Marco Simoncelli ist in Misano allgegenwärtig, Foto: Tobias Linke
Marco Simoncelli ist in Misano allgegenwärtig, Foto: Tobias Linke

Barcelona - In der City

Wenn die MotoGP in Europa Halt macht, dann passiert das meist weitab von den größeren Städten. Das liegt in der Natur des Motorsports, der vor allem in unseren Zeiten vermehrt mit Lärm- und Umweltauflagen zu kämpfen hat. Dass sich Racing aber auch in einer echten Weltstadt gut macht, beweist Barcelona. Nur wenige Kilometer vor den Toren der katalanischen Metropole liegt der Circuit de Barcelona-Catalunya in der kleinen Gemeinde Montmelo. Die unmittelbare Umgebung der Strecke ist zwar wenig reizvoll, in kürzester Zeit ist man aber beispielsweise im hippen Hafenviertel von La Barceloneta. Neben internationalen Tophotels gibt es dort hervorragende Restaurants und coole Läden. Wer Schlaf für überbewertet hält, kann sich an einem MotoGP-Rennwochenende in Barcelona die Tage an der Strecke und die Nächte in den Clubs der Party-Hochburg um die Ohren schlagen.

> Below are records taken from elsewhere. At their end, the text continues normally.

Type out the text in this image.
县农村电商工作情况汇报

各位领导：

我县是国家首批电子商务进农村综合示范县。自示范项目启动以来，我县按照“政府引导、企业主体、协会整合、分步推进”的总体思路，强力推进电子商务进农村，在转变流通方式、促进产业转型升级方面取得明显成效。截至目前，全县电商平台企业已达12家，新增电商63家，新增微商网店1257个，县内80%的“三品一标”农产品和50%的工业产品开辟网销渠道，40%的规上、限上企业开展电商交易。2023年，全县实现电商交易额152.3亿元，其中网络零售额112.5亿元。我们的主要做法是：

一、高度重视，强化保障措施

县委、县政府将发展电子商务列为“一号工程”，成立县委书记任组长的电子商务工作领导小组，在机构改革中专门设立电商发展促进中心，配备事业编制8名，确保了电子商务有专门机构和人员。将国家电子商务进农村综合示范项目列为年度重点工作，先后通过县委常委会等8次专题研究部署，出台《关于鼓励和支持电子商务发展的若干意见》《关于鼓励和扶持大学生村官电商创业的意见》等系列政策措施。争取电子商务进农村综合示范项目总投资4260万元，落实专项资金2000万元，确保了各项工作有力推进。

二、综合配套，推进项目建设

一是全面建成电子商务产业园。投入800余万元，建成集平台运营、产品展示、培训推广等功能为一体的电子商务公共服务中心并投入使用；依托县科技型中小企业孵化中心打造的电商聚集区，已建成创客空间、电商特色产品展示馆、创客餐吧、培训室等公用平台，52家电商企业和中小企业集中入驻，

Bei einem Trip in die zweitgrößte Stadt Spaniens wäre es aber verwerflich, nicht auch etwas Zeit mit dem reichhaltigen Kulturangebot zu verbringen. Meisterwerke vom Zeichenbrett Antoni Gaudis wie die Sagrada Familia oder der Park Güell versetzen ebenso wie das Museu Picasso auch den letzten Kunstmuffel ins Staunen. Wer einen wenig MotoGP-begeisterten Partner an seiner Seite hat, dürfte mit dem Katalonien-Grand-Prix die besten Chancen haben, der besseren Hälfte eine Reise zur Motorrad-Weltmeisterschaft schmackhaft zu machen. Shopping, Sightseeing oder einfach nur Baden an den kilometerlangen Sandstränden - in Barcelona ist wirklich für jeden was dabei. Und der Touristen-Hotspot wird auch von so gut wie jedem Provinzflughafen direkt angeflogen. Im Normalfall zu sehr moderaten Preisen.

Eine Warnung sei ausgesprochen: Barcelona kämpft seit Jahren mit einem großen Kriminalitätsproblem. Taschendiebstähle oder aufgebrochene Autos sind hier an der Tagesordnung, Motorsport-Magazin.com kann hier gleich mehrere Lieder davon singen. Vorsicht ist also geboten und Wertgegenstände sollten immer sicher verwahrt sein. Dann steht einem herrlichen Wochenende nichts im Wege.